Italian Prime Minister’s Decree of 22/03/2020: Obligations relating to the continuation of essential production activities - Possible continuation of the ordinary production
The Italian Prime Minister’s Decree of 22/03/2020 identifies the industrial and commercial production activities that are not vital in the context of the Corona crisis and defines the activities that remain AUTHORIZED. The authorized activities are, however, consistently declared NECESSARY and ESSENTIAL in order not to interrupt the essential production chains (such as agriculture, health, transport, etc.) in case of emergency and to ensure effective management of the health crisis. The obligation to "stay at home" can only be implemented if food supplies are secured.
If we continue to think logically in terms of the requirements set out above, maintaining the necessary production is also OBLIGATORY, so that in the event of an unacceptable suspension of activity, recourse would have to be made to FORCED RECRUITMENT, as already happened in recent days with regard to fuel distribution.
The COMMITMENT to continue production in the authorized activities must, of course, be in accordance with the preventive and sanitary health measures already in force and within the framework of principle of risk minimization for safety at work.
From a more complex interpretation and implementation perspective, it should be recalled that the protection of production and the economic system is part of the public interest and includes rights and obligations guaranteed by the Constitution. Therefore, even in this current crisis, companies remain obliged to act in the interest of the continuation of the company's business activities and to act in the perspective of a duty to compensate for damages in relation to their own and external economic activities; damages that can inevitably generate domino effects that are difficult to predict and manage in the current situation.
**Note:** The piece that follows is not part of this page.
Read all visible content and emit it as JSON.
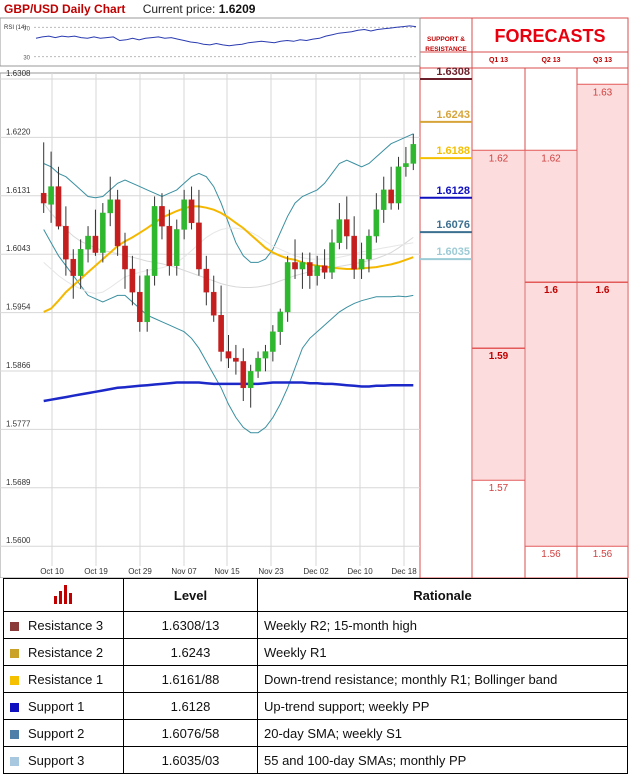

In application of this, and also in view of the practical and technical difficulties that must be taken into account, it can be assumed that if a company has to continue its activity, even partially, in order to guarantee authorized/obligatory production, all the slots can be used for the remaining - non-compulsory - production, provided that this does not lead to greater health risks for the other activities.
One need only think of the role of workers in the company, whose activity is only used for a certain part of their working time for the authorized production. It seems unreasonable that such workers, although they must remain in the company at full salary, should not be allowed to devote themselves to other useful tasks for production during their working hours - always, of course, in compliance with preventive measures. Among other things, the mere presence of workers in the company without a task assigned to them is in itself a risk factor.
Just as an example, in the field of heat treatment, it is not clear why furnaces should only be partially fired in order to carry out only the authorized/obligatory activities, when, if fired completely without additional risk to the workforce, the rest of the production - i.e. not only the authorized production - can also be carried out. In this case, partial firing would result in a completely unnecessary DAMAGE to the operation; damage that the representatives of the company are legally obliged to prevent.
In any case, a strict application of the principle of prudence is recommended, as well as a careful assessment of the actual extent of the risk, taking into account and weighing the obvious precedence of the right to life and health over any other legal interest.